Het is handig als de eigenaar een kopie van de identiteitskaart meegeeft. De overschrijving vind plaats via het online stamboeksysteem als je lid bent. Bent je niet lid, dan moet je het zelf regelen.
Overtollige dieren?
Via mond tot mond reclame, krant, tijdschriften en via onze website kun je dieren te koop aanbieden. Ook tijdens de keuringsdagen van de vereniging F.O.S., die twee maal per jaar gehouden worden, wisselen er nog al eens dieren van eigenaar. Maar vooral rammen eindigen veelal bij een veehandelaar, aangezien er maar weinig rammen nodig zijn om een hele kudde te dekken.
Nog vragen?
Op de website staan adressen waar je met allerlei vragen terecht kunt. Nog leuker wordt het schapenfokken als je lid wordt van de vereniging, bespreekdagen meemaakt en het Jaarboek thuisgestuurd krijgt.
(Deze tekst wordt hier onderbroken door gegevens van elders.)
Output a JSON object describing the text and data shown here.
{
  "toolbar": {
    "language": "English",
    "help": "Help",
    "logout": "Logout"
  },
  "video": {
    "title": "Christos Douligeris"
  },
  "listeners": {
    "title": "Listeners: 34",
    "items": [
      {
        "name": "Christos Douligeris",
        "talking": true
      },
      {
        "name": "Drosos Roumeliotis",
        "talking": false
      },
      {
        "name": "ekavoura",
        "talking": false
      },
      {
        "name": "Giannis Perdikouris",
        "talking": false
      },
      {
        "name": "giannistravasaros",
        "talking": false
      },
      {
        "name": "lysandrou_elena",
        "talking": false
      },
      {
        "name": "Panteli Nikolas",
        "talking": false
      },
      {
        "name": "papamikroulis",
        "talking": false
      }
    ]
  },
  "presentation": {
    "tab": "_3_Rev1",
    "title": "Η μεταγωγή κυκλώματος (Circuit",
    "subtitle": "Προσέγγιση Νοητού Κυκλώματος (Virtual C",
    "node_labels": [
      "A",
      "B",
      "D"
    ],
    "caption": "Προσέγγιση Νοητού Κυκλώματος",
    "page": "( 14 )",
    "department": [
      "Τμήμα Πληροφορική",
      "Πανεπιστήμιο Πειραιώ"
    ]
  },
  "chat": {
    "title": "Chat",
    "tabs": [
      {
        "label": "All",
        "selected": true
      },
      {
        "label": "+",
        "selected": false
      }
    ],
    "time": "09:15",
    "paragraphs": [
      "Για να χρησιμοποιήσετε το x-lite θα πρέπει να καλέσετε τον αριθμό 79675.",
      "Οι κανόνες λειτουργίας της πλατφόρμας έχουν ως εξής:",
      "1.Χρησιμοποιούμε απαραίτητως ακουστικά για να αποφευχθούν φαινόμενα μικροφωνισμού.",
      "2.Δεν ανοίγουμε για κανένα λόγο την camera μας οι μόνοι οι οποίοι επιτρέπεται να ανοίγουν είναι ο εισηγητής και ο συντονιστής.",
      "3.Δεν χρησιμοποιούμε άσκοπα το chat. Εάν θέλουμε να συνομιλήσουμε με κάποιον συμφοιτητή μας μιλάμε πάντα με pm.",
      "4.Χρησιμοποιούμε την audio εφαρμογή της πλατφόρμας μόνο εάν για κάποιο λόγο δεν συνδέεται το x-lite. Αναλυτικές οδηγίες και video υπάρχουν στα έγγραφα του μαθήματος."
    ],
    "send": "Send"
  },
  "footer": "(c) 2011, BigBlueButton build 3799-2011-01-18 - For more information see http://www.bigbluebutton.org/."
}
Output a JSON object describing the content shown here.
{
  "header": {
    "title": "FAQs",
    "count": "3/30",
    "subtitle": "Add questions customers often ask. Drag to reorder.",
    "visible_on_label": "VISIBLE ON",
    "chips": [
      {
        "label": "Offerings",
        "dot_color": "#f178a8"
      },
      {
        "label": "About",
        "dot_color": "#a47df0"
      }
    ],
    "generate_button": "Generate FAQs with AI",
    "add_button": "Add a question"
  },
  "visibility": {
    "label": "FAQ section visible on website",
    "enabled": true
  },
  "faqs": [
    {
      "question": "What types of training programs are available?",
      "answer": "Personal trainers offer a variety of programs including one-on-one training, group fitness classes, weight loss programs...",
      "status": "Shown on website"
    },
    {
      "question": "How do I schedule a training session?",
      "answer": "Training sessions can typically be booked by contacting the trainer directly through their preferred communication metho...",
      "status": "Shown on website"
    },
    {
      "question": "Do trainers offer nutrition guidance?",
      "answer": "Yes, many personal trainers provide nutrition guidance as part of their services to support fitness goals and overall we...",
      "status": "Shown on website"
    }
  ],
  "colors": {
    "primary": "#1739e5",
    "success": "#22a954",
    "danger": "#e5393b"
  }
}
In dit Jaarboek behandelen we veel voorkomende vragen en problemen, kun je een eigen verhaal kwijt, maar ook die van andere fokkers lezen, naast allerlei verslagen van bespreekdagen in binnen- en buitenland, aankondigingen van bijeenkomsten en keuringen, enz.
Lid zijn van de F.O.S. werkt enthousiasmerend en we hopen op de komst van nieuwe leden.
Het Bestuur.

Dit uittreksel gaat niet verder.